For some of those minorities, the minority word itself has been, at times, a slur (“gay”).
For some of those minorities, there is a slur that the minority has at times used against the majority (“breeder”). At times, some or all of the majority terms have been used in an insulting way (“die dis scum”).
And you know what? It’s all good! It’s all OK! Language works the way language works, which is to say that it’s not always consistent. The way language seems to be heading is that the word “cisgendered” will mean “biological/birth sex matching gender identity”, in a somewhat technical and rarely-used but nonoffensive sense. But that might change. Maybe in 10 years, everyone will use “gender typical” or “gendernorm”. Maybe “cisgendered” will be forgotten entirely. Maybe “cis” will in fact be offensive. Maybe there will be no one word with that meaning (although that seems unlikely, because while contexts where it’s useful to say things “as the cisgendered sister of a transgendered woman, my experience has been…” are rare, they certainly do exist).
But as of right now, in 2016, the term cisgendered exists, and is used in a slightly ambiguous way to both mean non-transgendered and to more specifically mean “biological/birth sex matching gender identity”. And a solid majority of cisgendered people, at least among those who are aware of the term, do not find it offensive.
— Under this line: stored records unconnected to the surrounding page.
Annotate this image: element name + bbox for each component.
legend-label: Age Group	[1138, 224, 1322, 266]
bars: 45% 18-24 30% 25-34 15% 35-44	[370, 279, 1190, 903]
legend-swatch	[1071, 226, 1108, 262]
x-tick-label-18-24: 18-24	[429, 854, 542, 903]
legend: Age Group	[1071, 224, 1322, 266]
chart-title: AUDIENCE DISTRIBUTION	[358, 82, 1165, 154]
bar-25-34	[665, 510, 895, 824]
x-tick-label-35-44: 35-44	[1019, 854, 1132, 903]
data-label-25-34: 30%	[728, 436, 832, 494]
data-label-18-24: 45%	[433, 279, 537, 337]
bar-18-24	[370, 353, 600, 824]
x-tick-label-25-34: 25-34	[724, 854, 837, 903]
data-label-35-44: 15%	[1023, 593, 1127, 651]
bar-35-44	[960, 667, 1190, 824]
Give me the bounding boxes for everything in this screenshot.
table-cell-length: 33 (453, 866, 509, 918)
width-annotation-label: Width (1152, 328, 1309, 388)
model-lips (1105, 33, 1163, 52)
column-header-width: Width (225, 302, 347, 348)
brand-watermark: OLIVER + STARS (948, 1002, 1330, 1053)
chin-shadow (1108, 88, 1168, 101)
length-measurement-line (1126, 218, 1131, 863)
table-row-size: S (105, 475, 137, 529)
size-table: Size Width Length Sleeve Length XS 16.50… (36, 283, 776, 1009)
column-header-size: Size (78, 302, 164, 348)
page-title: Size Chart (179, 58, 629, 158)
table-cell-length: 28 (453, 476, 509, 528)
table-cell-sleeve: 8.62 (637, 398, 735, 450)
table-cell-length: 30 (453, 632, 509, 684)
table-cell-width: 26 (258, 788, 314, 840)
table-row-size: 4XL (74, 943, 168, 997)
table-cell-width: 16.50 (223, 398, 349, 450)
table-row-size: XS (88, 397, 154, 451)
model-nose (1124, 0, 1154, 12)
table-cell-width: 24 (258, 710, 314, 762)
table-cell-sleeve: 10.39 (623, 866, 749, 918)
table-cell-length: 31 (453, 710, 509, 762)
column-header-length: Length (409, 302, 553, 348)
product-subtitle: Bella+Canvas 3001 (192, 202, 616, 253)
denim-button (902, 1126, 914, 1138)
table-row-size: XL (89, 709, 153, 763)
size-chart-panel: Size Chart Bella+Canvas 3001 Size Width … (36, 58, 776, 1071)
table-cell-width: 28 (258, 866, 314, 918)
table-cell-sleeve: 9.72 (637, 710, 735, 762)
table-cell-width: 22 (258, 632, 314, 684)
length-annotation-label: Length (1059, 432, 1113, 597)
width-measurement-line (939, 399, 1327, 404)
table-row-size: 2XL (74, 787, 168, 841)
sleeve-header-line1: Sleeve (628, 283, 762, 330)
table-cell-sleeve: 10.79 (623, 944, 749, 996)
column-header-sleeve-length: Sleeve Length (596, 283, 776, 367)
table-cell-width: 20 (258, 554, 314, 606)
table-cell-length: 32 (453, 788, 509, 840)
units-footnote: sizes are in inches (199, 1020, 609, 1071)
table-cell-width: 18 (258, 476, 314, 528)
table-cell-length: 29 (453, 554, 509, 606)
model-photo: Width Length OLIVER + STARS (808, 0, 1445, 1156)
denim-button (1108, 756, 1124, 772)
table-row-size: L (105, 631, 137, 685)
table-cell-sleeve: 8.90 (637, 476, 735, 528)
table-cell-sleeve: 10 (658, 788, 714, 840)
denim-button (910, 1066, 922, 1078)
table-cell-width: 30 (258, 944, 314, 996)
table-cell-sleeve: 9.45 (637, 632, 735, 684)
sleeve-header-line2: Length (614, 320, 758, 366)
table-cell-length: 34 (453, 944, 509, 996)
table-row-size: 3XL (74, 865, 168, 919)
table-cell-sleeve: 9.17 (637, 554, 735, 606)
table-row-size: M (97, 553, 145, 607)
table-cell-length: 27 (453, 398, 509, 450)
And no one is forcing you to start self-identifying in everyday contexts as cisgendered, any more than people want you to frequently bring up the fact that you don’t have diabetes, or are right-handed, or have 10 toes, or are not an amputee, or zillions of other such things.
So get the fuck over it.
Yes, they did. I know plenty social conservatives still don’t consider gay marriages to be legitimate in their eyes. And that’s totally fine, let them not see the marriage as legitimate. I neither require or desire the assent or recognition from everyone that gay marriages are legitimate, I just wanted to get to the point where most of the culture and society thought that gay relationships were worthy of giving the blessing of society and called “marriage.”